Petugas Pos Pengamatan Gunung Api (PGA) Marapi, Asep Antoni, mengonfirmasi bahwa abu vulkanik yang keluar dari kawah berintensitas tebal dan berwarna kelabu.
“Kolom abu teramati berwarna kelabu dengan intensitas tebal condong ke arah timur laut. Erupsi masih berlangsung saat laporan sedang dibuat,” ujar Asep dalam keterangan resminya, Sabtu (30/5/2026).
Berdasarkan rekaman seismogram, aktivitas gempa erupsi ini tercatat memiliki amplitudo maksimum 30 mm. Durasi sementara erupsi terpantau berlangsung selama 1 menit 25 detik.

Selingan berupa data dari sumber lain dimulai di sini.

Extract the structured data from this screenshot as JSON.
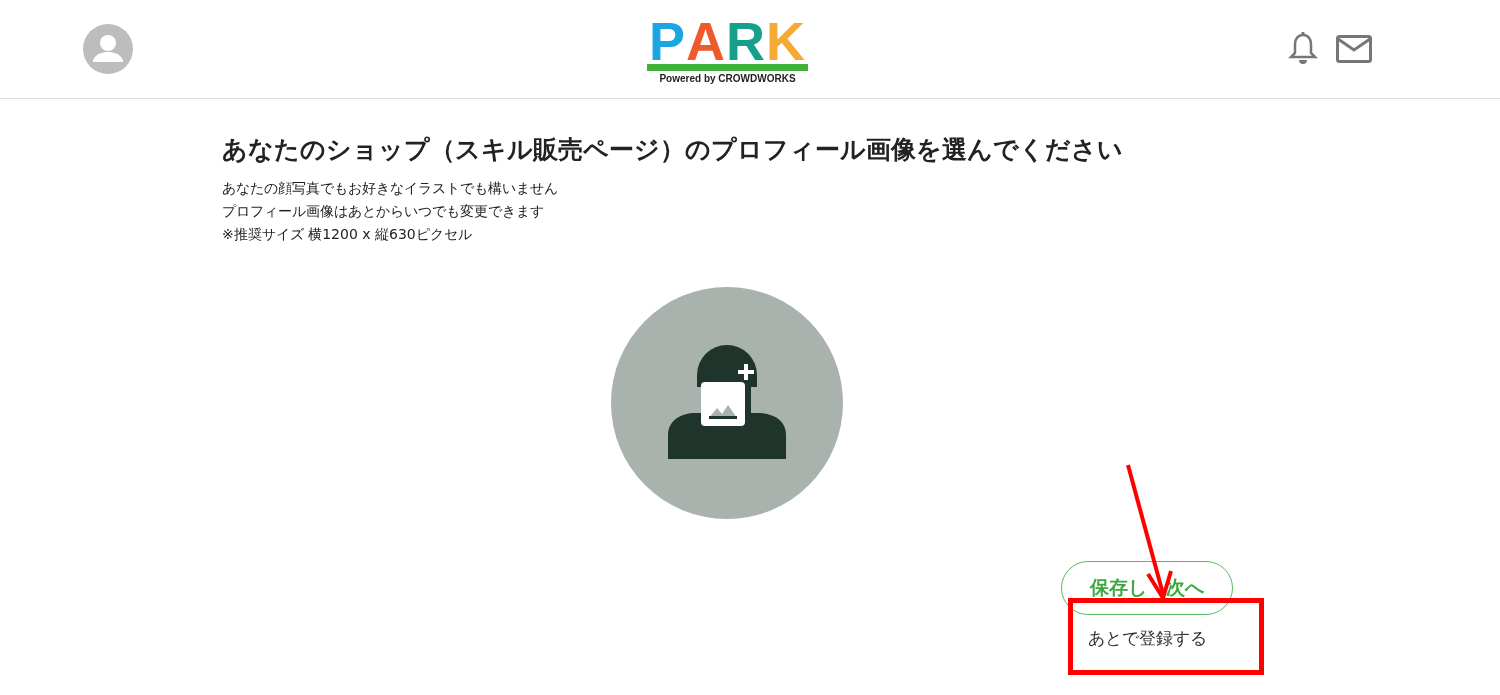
{
  "header": {
    "logo": {
      "letters": [
        {
          "text": "P",
          "color": "#1ba6e2"
        },
        {
          "text": "A",
          "color": "#ee5a2a"
        },
        {
          "text": "R",
          "color": "#16a08a"
        },
        {
          "text": "K",
          "color": "#f6a933"
        }
      ],
      "tagline": "Powered by CROWDWORKS"
    }
  },
  "page": {
    "title": "あなたのショップ（スキル販売ページ）のプロフィール画像を選んでください",
    "notes": [
      "あなたの顔写真でもお好きなイラストでも構いません",
      "プロフィール画像はあとからいつでも変更できます",
      "※推奨サイズ 横1200 x 縦630ピクセル"
    ]
  },
  "actions": {
    "primary": [
      "保存し",
      "次へ"
    ],
    "secondary": "あとで登録する"
  }
}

Status Level II (Waspada) dan Radius Aman
Hingga saat ini, Pusat Vulkanologi dan Mitigasi Bencana Geologi (PVMBG) masih menetapkan status Gunung Marapi pada Level II (Waspada). Menyikapi situasi tersebut, PVMBG mengeluarkan rekomendasi tegas demi keselamatan bersama.
Masyarakat setempat, pendaki, maupun wisatawan dilarang keras melakukan aktivitas apa pun dalam radius 3 kilometer dari pusat erupsi, yaitu Kawah Verbeek.
Imbauan Keselamatan Warga:
Waspada Lahar Dingin: Warga di sekitar lembah, aliran, atau bantaran sungai yang berhulu di puncak gunung diminta waspada terhadap ancaman banjir lahar, terutama jika wilayah puncak diguyur hujan.
Gunakan Masker: Jika terjadi hujan abu, masyarakat diwajibkan menggunakan masker penutup hidung dan mulut untuk mengantisipasi Infeksi Saluran Pernapasan Akut (ISPA).
Amankan Fasilitas: Warga diimbau mengamankan sarana air bersih serta rutin membersihkan atap rumah dari timbunan abu agar tidak roboh akibat beban muatan.
Pemda Diminta Antisipatif dan Hindari Hoaks
Mengingat dampak erupsi yang bisa meluas, PVMBG meminta Pemerintah Daerah (Pemda) di empat wilayah terdampak, yakni Kota Bukittinggi, Kota Padang Panjang, Kabupaten Tanah Datar, dan Kabupaten Agam, untuk segera meningkatkan koordinasi.
Pemda diharapkan aktif menjalin komunikasi dengan PVMBG pusat di Bandung maupun Pos PGA Marapi di Bukittinggi guna mendapatkan pembaruan data secara berkala.
“Seluruh pihak diharapkan dapat menjaga suasana kondusif, tidak menyebarkan berita bohong (hoaks), dan tidak terpancing isu-isu yang tidak jelas sumbernya,” pungkas Asep.
Bagi masyarakat yang ingin memantau aktivitas Gunung Marapi secara langsung dan akurat, PVMBG menyarankan untuk mengakses aplikasi MAGMA Indonesia yang tersedia di Google Playstore atau mengunjungi situs resmi kesdm.go.id.